Êxodo em Massa no DOGE: Funcionários Renunciam para Não ‘Legitimar’ Gestão de Musk sob Trump

Um grupo de 21 funcionários federais dos EUA entregou cartas de demissão em bloco do Departamento de Eficiência Governamental (DOGE), acusando a gestão de Elon Musk – nomeado por Donald Trump – de “comprometer dados sensíveis” e promover ataques ideológicos.
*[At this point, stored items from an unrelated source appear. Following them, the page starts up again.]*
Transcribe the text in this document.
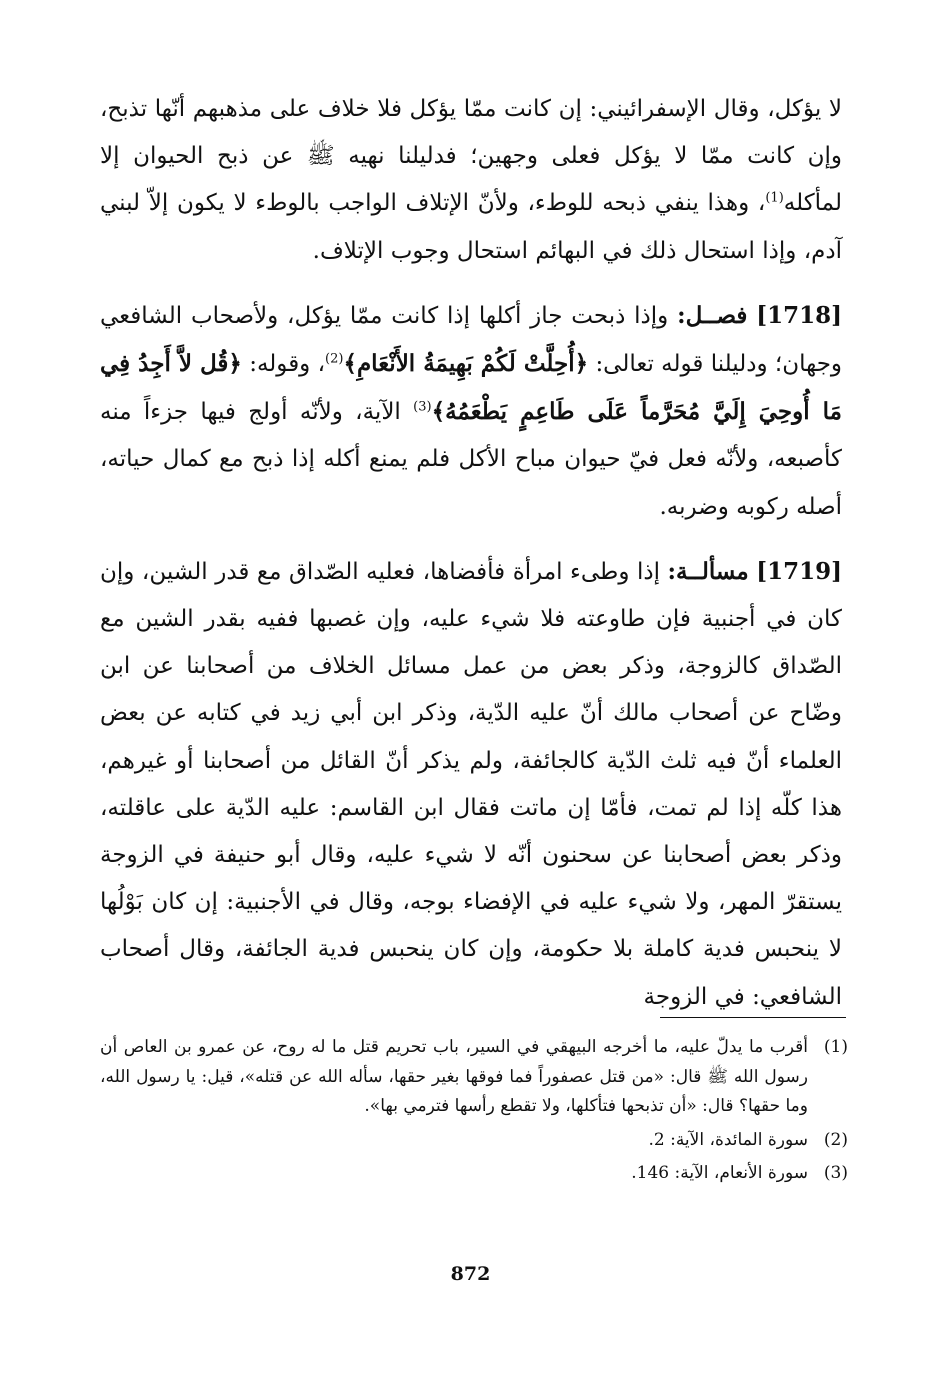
لا يؤكل، وقال الإسفرائيني: إن كانت ممّا يؤكل فلا خلاف على مذهبهم أنّها تذبح، وإن كانت ممّا لا يؤكل فعلى وجهين؛ فدليلنا نهيه ﷺ عن ذبح الحيوان إلا لمأكله$^{(1)}$، وهذا ينفي ذبحه للوطء، ولأنّ الإتلاف الواجب بالوطء لا يكون إلاّ لبني آدم، وإذا استحال ذلك في البهائم استحال وجوب الإتلاف.

[1718] فصــل: وإذا ذبحت جاز أكلها إذا كانت ممّا يؤكل، ولأصحاب الشافعي وجهان؛ ودليلنا قوله تعالى: ﴿أُحِلَّتْ لَكُمْ بَهِيمَةُ الأَنْعَامِ﴾$^{(2)}$، وقوله: ﴿قُل لاَّ أَجِدُ فِي مَا أُوحِيَ إِلَيَّ مُحَرَّماً عَلَى طَاعِمٍ يَطْعَمُهُ﴾$^{(3)}$ الآية، ولأنّه أولج فيها جزءاً منه كأصبعه، ولأنّه فعل فيّ حيوان مباح الأكل فلم يمنع أكله إذا ذبح مع كمال حياته، أصله ركوبه وضربه.

[1719] مسألــة: إذا وطىء امرأة فأفضاها، فعليه الصّداق مع قدر الشين، وإن كان في أجنبية فإن طاوعته فلا شيء عليه، وإن غصبها ففيه بقدر الشين مع الصّداق كالزوجة، وذكر بعض من عمل مسائل الخلاف من أصحابنا عن ابن وضّاح عن أصحاب مالك أنّ عليه الدّية، وذكر ابن أبي زيد في كتابه عن بعض العلماء أنّ فيه ثلث الدّية كالجائفة، ولم يذكر أنّ القائل من أصحابنا أو غيرهم، هذا كلّه إذا لم تمت، فأمّا إن ماتت فقال ابن القاسم: عليه الدّية على عاقلته، وذكر بعض أصحابنا عن سحنون أنّه لا شيء عليه، وقال أبو حنيفة في الزوجة يستقرّ المهر، ولا شيء عليه في الإفضاء بوجه، وقال في الأجنبية: إن كان بَوْلُها لا ينحبس فدية كاملة بلا حكومة، وإن كان ينحبس فدية الجائفة، وقال أصحاب الشافعي: في الزوجة

(1)
أقرب ما يدلّ عليه، ما أخرجه البيهقي في السير، باب تحريم قتل ما له روح، عن عمرو بن العاص أن رسول الله ﷺ قال: «من قتل عصفوراً فما فوقها بغير حقها، سأله الله عن قتله»، قيل: يا رسول الله، وما حقها؟ قال: «أن تذبحها فتأكلها، ولا تقطع رأسها فترمي بها».
(2)
سورة المائدة، الآية: 2.
(3)
سورة الأنعام، الآية: 146.
872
A renúncia coletiva, divulgada nesta terça-feira, expõe a crise em um órgão criado para modernizar serviços públicos, mas que agora opera como triturador de carreiras sob o lema de redução de custos.
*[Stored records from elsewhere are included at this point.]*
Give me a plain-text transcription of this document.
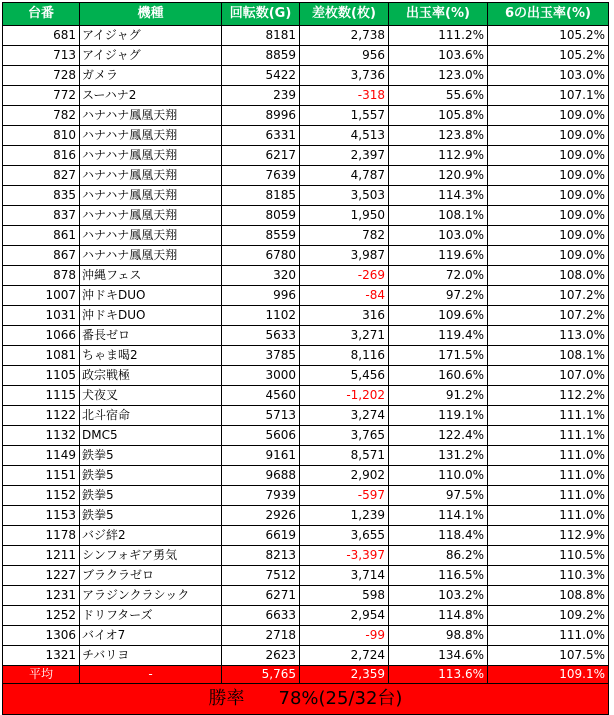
台番	機種	回転数(G)	差枚数(枚)	出玉率(%)	6の出玉率(%)
681	アイジャグ	8181	2,738	111.2%	105.2%
713	アイジャグ	8859	956	103.6%	105.2%
728	ガメラ	5422	3,736	123.0%	103.0%
772	スーハナ2	239	-318	55.6%	107.1%
782	ハナハナ鳳凰天翔	8996	1,557	105.8%	109.0%
810	ハナハナ鳳凰天翔	6331	4,513	123.8%	109.0%
816	ハナハナ鳳凰天翔	6217	2,397	112.9%	109.0%
827	ハナハナ鳳凰天翔	7639	4,787	120.9%	109.0%
835	ハナハナ鳳凰天翔	8185	3,503	114.3%	109.0%
837	ハナハナ鳳凰天翔	8059	1,950	108.1%	109.0%
861	ハナハナ鳳凰天翔	8559	782	103.0%	109.0%
867	ハナハナ鳳凰天翔	6780	3,987	119.6%	109.0%
878	沖縄フェス	320	-269	72.0%	108.0%
1007	沖ドキDUO	996	-84	97.2%	107.2%
1031	沖ドキDUO	1102	316	109.6%	107.2%
1066	番長ゼロ	5633	3,271	119.4%	113.0%
1081	ちゃま喝2	3785	8,116	171.5%	108.1%
1105	政宗戦極	3000	5,456	160.6%	107.0%
1115	犬夜叉	4560	-1,202	91.2%	112.2%
1122	北斗宿命	5713	3,274	119.1%	111.1%
1132	DMC5	5606	3,765	122.4%	111.1%
1149	鉄拳5	9161	8,571	131.2%	111.0%
1151	鉄拳5	9688	2,902	110.0%	111.0%
1152	鉄拳5	7939	-597	97.5%	111.0%
1153	鉄拳5	2926	1,239	114.1%	111.0%
1178	バジ絆2	6619	3,655	118.4%	112.9%
1211	シンフォギア勇気	8213	-3,397	86.2%	110.5%
1227	ブラクラゼロ	7512	3,714	116.5%	110.3%
1231	アラジンクラシック	6271	598	103.2%	108.8%
1252	ドリフターズ	6633	2,954	114.8%	109.2%
1306	バイオ7	2718	-99	98.8%	111.0%
1321	チバリヨ	2623	2,724	134.6%	107.5%
平均	-	5,765	2,359	113.6%	109.1%
勝率 78%(25/32台)					
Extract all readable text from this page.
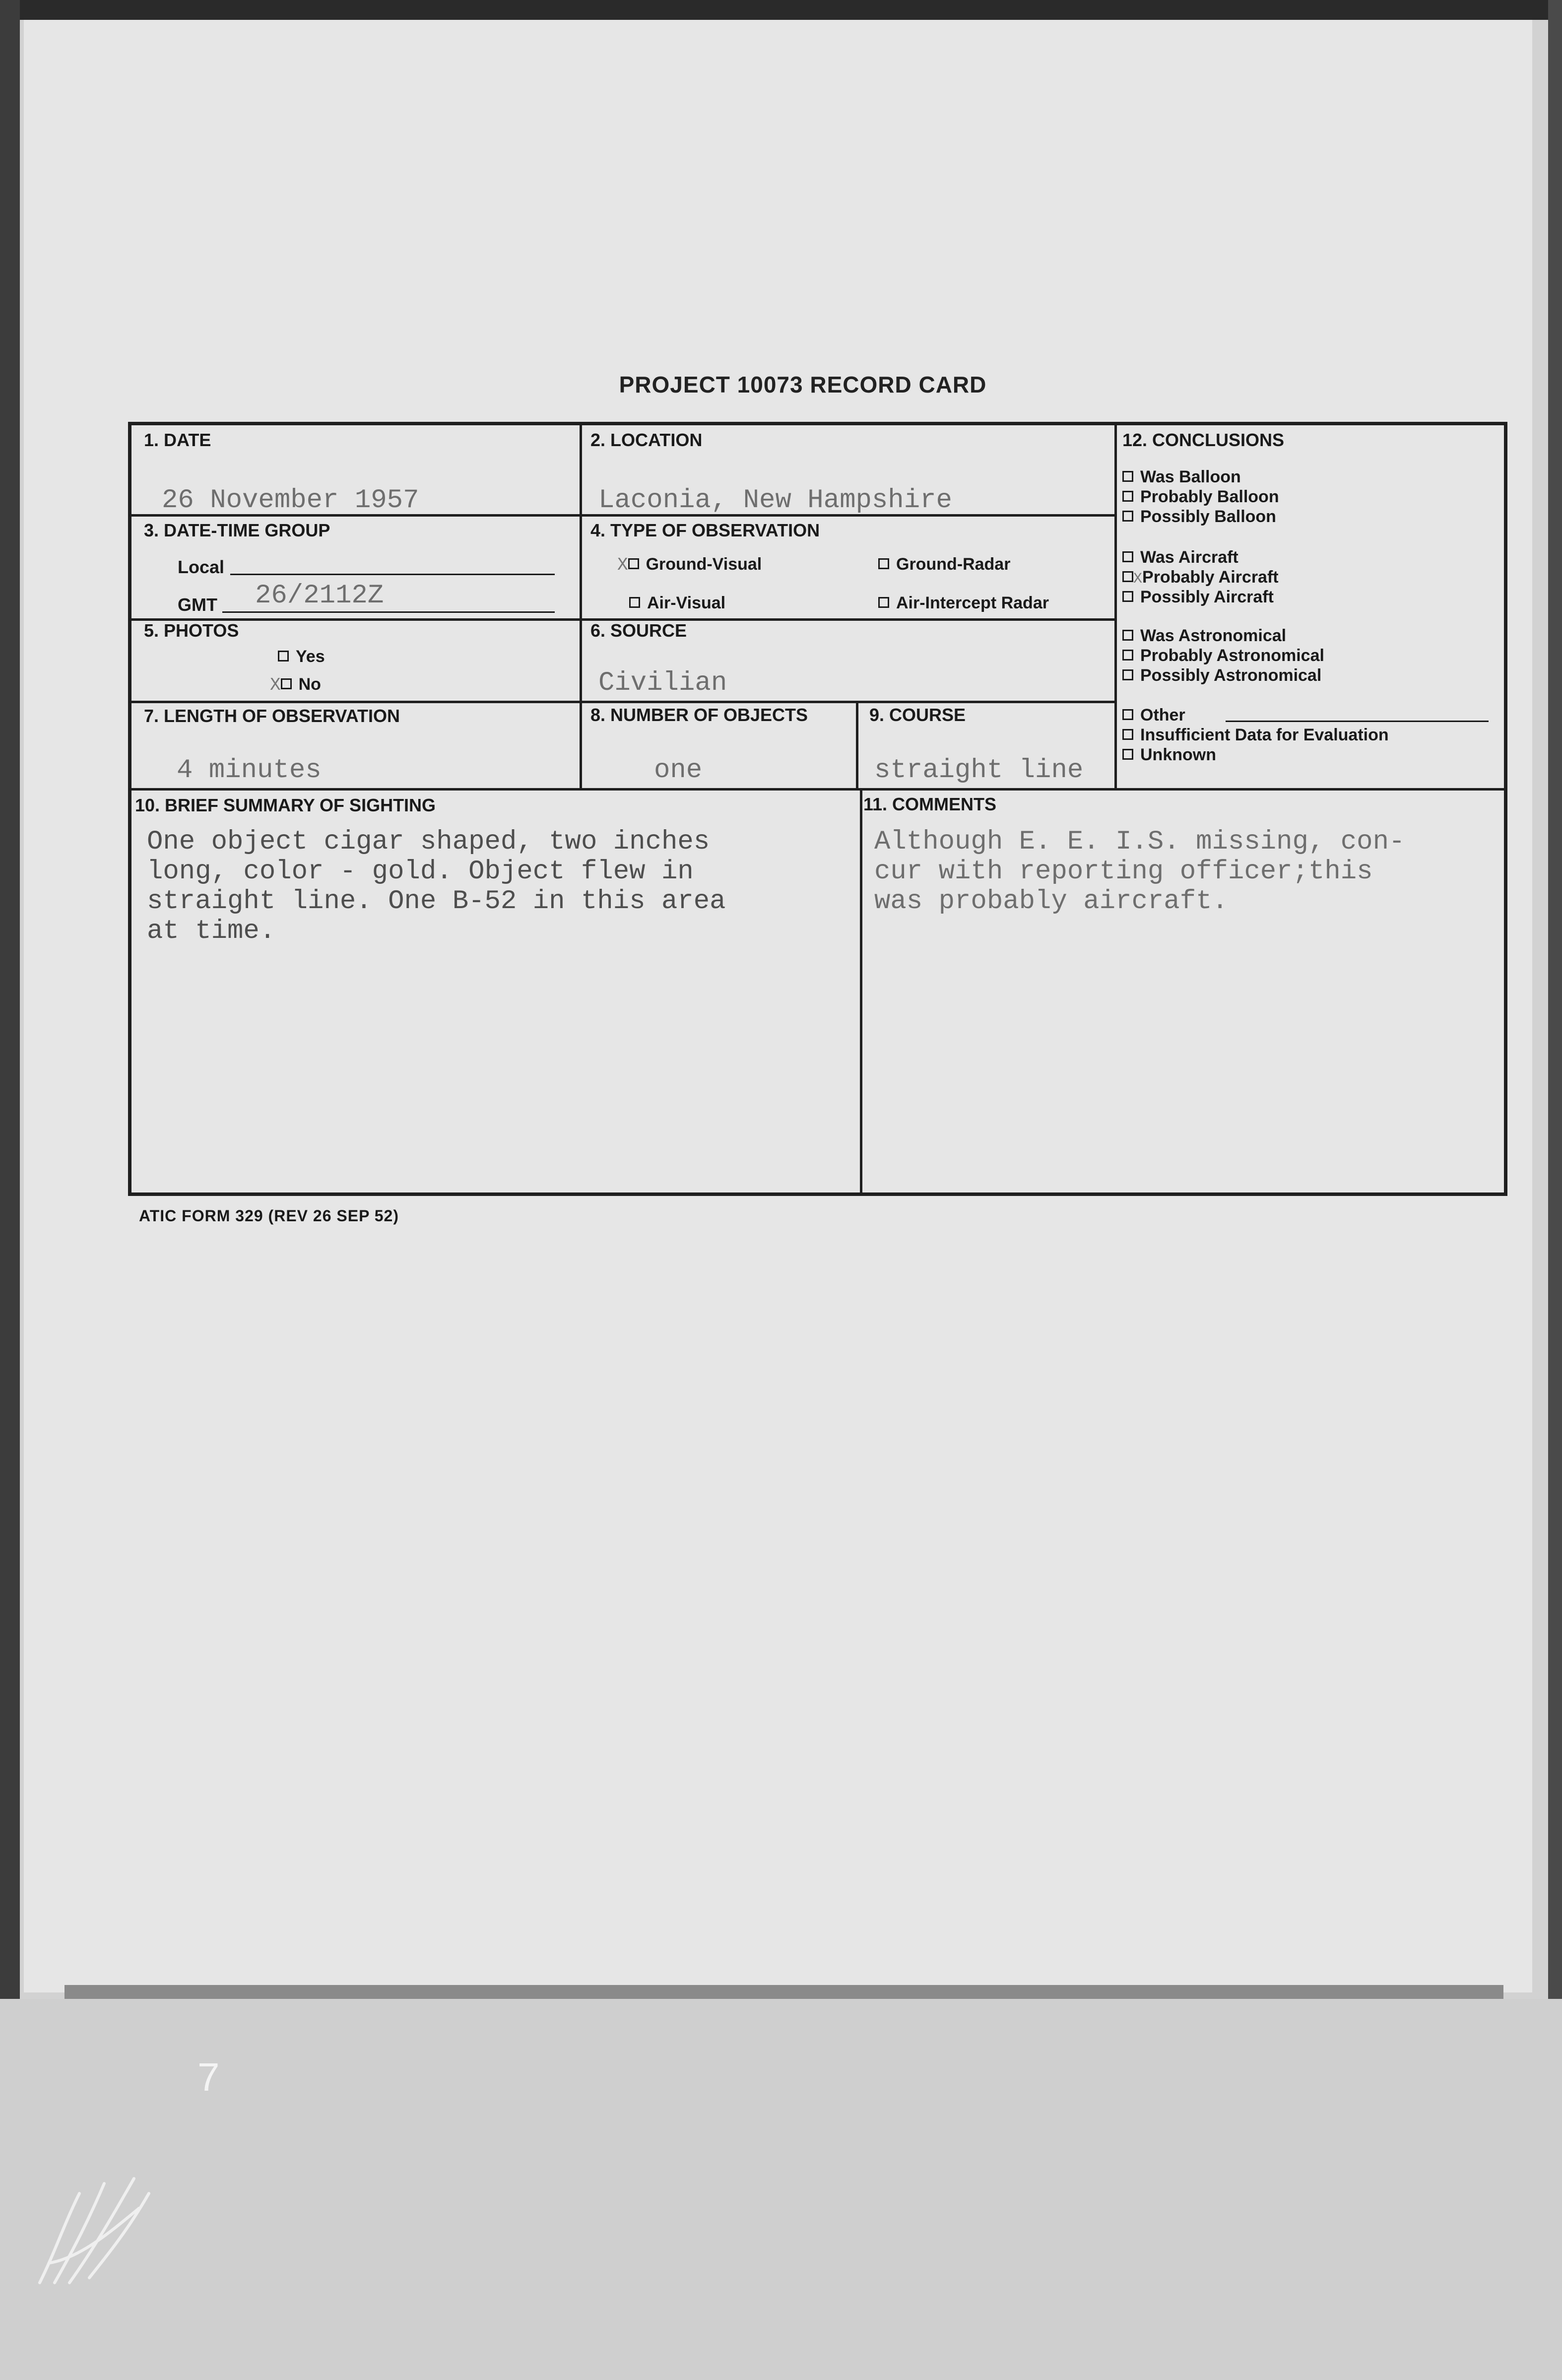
PROJECT 10073 RECORD CARD
1. DATE
26 November 1957
2. LOCATION
Laconia, New Hampshire
3. DATE-TIME GROUP
Local
GMT 26/2112Z
4. TYPE OF OBSERVATION
X Ground-Visual	Ground-Radar
Air-Visual	Air-Intercept Radar
5. PHOTOS
Yes
X No
6. SOURCE
Civilian
7. LENGTH OF OBSERVATION
4 minutes
8. NUMBER OF OBJECTS
one
9. COURSE
straight line
10. BRIEF SUMMARY OF SIGHTING
One object cigar shaped, two inches
long, color - gold. Object flew in
straight line. One B-52 in this area
at time.
11. COMMENTS
Although E. E. I.S. missing, con-
cur with reporting officer;this
was probably aircraft.
12. CONCLUSIONS
Was Balloon
Probably Balloon
Possibly Balloon
Was Aircraft
XProbably Aircraft
Possibly Aircraft
Was Astronomical
Probably Astronomical
Possibly Astronomical
Other
Insufficient Data for Evaluation
Unknown
ATIC FORM 329 (REV 26 SEP 52)
7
Em carta obtida pela Associated Press, os demissionários – engenheiros e cientistas de dados ex-funcionários de Google e Amazon – afirmaram: “Não usaremos nossas habilidades para desmantelar serviços públicos ou legitimar ações do DOGE”. O grupo alertou que os cortes drásticos de pessoal (40 demitidos em fevereiro, 21 agora) deixam sistemas como Previdência, auxílio a veteranos e impostos vulneráveis, colocando em risco milhões de cidadãos.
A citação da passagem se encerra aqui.